Evidence that inflammation—not just blocked arteries—may be a leading cause of heart attack and stroke has triggered a race
among genomic researchers to develop sophisticated new screening tools. It also could mean big changes in how risk is assessed.
Sunshine K. Mugrabi
For years, physicians have identified candidates for statin therapy primarily by a measure known as the Framingham risk score,
which is based on a number of factors for both men and women: age, total cholesterol, LDL-and/or HDL-cholesterol levels, blood
pressure, diabetes, and smoking. It doesn't take into account genetics or family history.
The problem, says Paul Ridker, MD, a physician at Brigham and Women's Hospital in Boston, is that "half of all heart attacks
and half of all strokes occur in people with normal cholesterol."
In 1997, Ridker and his colleagues found that high levels of an inflammatory marker known as high-sensitivity C-reactive protein
(hsCRP) conferred a threefold risk of heart attack, compared with the 1.6-fold risk associated with elevated LDL-cholesterol.
The conclusions were based on analysis of blood samples from 543 subjects in a large-scale, 13-year-long study.
The theory behind this: inflammatory proteins contribute to the development and eventual rupture of atherosclerotic plaques.
In other words, they are markers for and contributors to heart disease.
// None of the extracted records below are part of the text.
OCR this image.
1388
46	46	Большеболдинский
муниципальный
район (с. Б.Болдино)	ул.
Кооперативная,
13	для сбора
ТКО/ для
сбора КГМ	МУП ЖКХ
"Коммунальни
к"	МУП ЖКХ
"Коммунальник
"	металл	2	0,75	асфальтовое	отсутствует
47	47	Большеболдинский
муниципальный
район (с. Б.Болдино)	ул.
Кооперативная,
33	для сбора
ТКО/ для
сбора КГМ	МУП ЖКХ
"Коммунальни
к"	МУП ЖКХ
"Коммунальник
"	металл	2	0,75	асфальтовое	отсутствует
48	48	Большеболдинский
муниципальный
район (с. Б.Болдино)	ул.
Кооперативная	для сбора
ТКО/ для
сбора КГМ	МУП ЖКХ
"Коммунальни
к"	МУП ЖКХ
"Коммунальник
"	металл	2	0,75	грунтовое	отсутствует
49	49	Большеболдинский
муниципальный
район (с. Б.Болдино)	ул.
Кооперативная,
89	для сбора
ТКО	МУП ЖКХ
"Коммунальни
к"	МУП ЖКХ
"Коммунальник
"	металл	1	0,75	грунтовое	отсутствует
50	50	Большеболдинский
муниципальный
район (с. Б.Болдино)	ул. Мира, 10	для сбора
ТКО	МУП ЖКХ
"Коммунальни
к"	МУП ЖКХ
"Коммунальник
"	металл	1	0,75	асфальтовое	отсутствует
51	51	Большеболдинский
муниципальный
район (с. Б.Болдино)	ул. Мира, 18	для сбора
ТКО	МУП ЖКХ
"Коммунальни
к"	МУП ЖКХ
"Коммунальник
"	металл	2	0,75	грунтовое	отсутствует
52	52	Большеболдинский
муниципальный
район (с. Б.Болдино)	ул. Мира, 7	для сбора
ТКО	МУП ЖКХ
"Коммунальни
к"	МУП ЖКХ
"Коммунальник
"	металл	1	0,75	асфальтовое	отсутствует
Statins, in addition to acting on LDL-cholesterol, also reduce such inflammatory proteins by up to 30 percent. To test whether
this aids in statins' effectiveness, Ridker is leading a 15,000-patient trial of Crestor using subjects with low cholesterol
and high hsCRPs. The results, expected within three years, could cause a sea change in the way risk is assessed.
New Risk Marker
In light of such research, the National Heart, Lung and Blood Institute released recommendations in December 2005 that the
Framingham score be modified to include hsCRPs, along with novel biomarkers found through genomics, proteomics, and other
Meanwhile, genomics firms worldwide are developing diagnostic tests and even drugs that build on this model of heart disease.
In the coming months, Celera Diagnostics expects to roll out two genetic screening tests that its president, Kathy Ordoņez
says will detect heart attack and stroke risk, and reveal which patients are most likely to benefit from statins.
Celera's first diagnostic tool, which Ordoņez says will likely be on the market within the next several months, offers a genetic
risk assessment based on a small set of genes that are strongly associated with either increased risk of heart disease or
protection against it. The cost to patients will be in the "hundreds of dollars per test," says a Celera spokesman, far cheaper
than most genetic tests, but significantly more expensive than testing for LDL-cholesterol or hsCRPs.
Celera also is developing a test to determine whether a person responds well to statins. The new test also will debut within
"months, not years," says Ordoņez The test focuses on several genetic markers. One, FCAR, was found to virtually eliminate
a carrier's risk of a fatal heart attack when taking statins. The results also seem to show that FCAR carriers who do not
take statins are in significantly more danger of fatal myocardial infarction than non-carriers.
Celera hardly has the field to itself, as many other genomics outfits—all of which have access to gene-sequencing tools and
publicly available genetic data—are working on similar tests.
There also are some doubters, including Ridker, who says he doesn't believe that currently "there are any genetic risk factors
worth measuring ... that will help predict the risk of heart attack or stroke and that would change a physician's practice."
In spite of this, genomic research of the link between heart disease and inflammation continues apace, and if successful,
could shift the paradigm of detection and treatment of the Western world's number-one killer.